The El Camino Real was actually the second derby run this year, preceded by the $113,800 Tropical Park Derby at Calder on the first Saturday in January. The Florida race is a curious one, both because it is contested at the very beginning of the year—right after 2-year-olds become 3-year-olds—and because of the conditions at Calder. The track is sand on top of an artificial surface. Horses that like Calder really like it; those that don't really don't. Getting a true picture of a horse's ability to handle other tracks is difficult. Victorian Line, who won this year's Tropical by 10 lengths, has already been dismissed by some as a "Calder horse." That judgment may have been made too quickly.

Victorian Line has run 10 times at Calder, won seven races and been beaten by a neck and a nose in two others. Before he ever competed at Calder, however, he broke his maiden at Hialeah and was claimed from that race for $25,000 by trainer Newcomb Green for owner Don Aronow.

Aronow is best known for his success in another sport. In the late 1960s he was the U.S. offshore powerboat champion three times and the world champion twice. The 54-year-old Miamian first got into racing when his son Mike was seriously injured in an auto accident in 1970. "Mike was paralyzed from the waist down," Aronow says, "and we would get together in the hospital with the Daily Racing Form and handicap the races. We weren't too bad at it, either. Then I bought some horses. I like the action of the racetrack, the competition of it." Mike Aronow now trains horses at Aqueduct in New York.

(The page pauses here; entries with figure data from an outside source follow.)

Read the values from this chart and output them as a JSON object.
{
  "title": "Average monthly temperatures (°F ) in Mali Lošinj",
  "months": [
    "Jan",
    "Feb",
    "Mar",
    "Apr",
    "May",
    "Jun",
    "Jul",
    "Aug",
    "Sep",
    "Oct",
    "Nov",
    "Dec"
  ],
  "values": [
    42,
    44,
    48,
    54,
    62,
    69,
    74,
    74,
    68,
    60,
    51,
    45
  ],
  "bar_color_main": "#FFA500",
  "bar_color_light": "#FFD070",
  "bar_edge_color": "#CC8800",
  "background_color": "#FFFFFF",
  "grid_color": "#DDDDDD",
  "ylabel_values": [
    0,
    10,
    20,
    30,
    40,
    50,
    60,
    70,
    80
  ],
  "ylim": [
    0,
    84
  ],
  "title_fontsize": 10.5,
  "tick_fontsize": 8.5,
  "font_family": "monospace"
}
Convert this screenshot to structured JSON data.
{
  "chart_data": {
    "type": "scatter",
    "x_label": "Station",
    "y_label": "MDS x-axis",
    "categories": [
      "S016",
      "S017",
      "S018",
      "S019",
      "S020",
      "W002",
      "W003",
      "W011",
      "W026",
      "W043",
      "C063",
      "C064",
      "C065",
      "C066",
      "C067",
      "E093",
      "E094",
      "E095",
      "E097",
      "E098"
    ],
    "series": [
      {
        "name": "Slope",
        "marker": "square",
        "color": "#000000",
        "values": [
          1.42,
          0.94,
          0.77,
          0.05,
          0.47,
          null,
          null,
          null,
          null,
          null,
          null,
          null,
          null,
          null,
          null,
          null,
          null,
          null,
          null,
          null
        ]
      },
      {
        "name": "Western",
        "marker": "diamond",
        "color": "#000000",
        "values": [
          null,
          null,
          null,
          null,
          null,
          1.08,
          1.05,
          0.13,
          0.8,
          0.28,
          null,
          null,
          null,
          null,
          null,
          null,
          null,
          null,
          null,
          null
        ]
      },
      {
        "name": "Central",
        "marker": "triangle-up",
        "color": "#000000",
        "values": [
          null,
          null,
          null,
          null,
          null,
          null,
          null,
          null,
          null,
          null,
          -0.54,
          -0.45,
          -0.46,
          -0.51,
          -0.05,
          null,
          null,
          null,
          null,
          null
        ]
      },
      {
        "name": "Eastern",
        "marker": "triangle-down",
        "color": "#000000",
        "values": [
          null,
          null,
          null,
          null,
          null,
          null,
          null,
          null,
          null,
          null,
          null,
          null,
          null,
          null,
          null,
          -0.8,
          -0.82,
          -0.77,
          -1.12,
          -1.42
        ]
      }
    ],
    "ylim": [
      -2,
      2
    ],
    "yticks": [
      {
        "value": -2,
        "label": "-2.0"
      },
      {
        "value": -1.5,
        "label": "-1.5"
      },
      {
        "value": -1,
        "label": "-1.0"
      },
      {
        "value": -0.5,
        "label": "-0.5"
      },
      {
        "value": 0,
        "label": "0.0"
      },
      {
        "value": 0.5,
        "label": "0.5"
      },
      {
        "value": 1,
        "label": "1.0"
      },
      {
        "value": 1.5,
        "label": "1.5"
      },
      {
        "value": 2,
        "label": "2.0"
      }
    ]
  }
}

In 1972 Aronow had another decent 3-year-old, named Get It. "He looked like he might go somewhere," Aronow says, "but he bowed a tendon. Racing is a very tough game and you have to learn to take the disappointment as best you can. When we won the Tropical Derby I walked out of the winner's circle with my trainer and I said, 'Newcomb, it's time to start getting serious about Victorian Line.' "

Actually, it's time to get serious about a number of 3-year-olds. Cassaleria, the one-eyed wonder, and Victorian Line, which may be more than a Calder horse, are only the first two derby winners on the road to the Derby.

PHOTO

Cassaleria completes the El Camino Real Derby, half a length ahead of Crystal Star.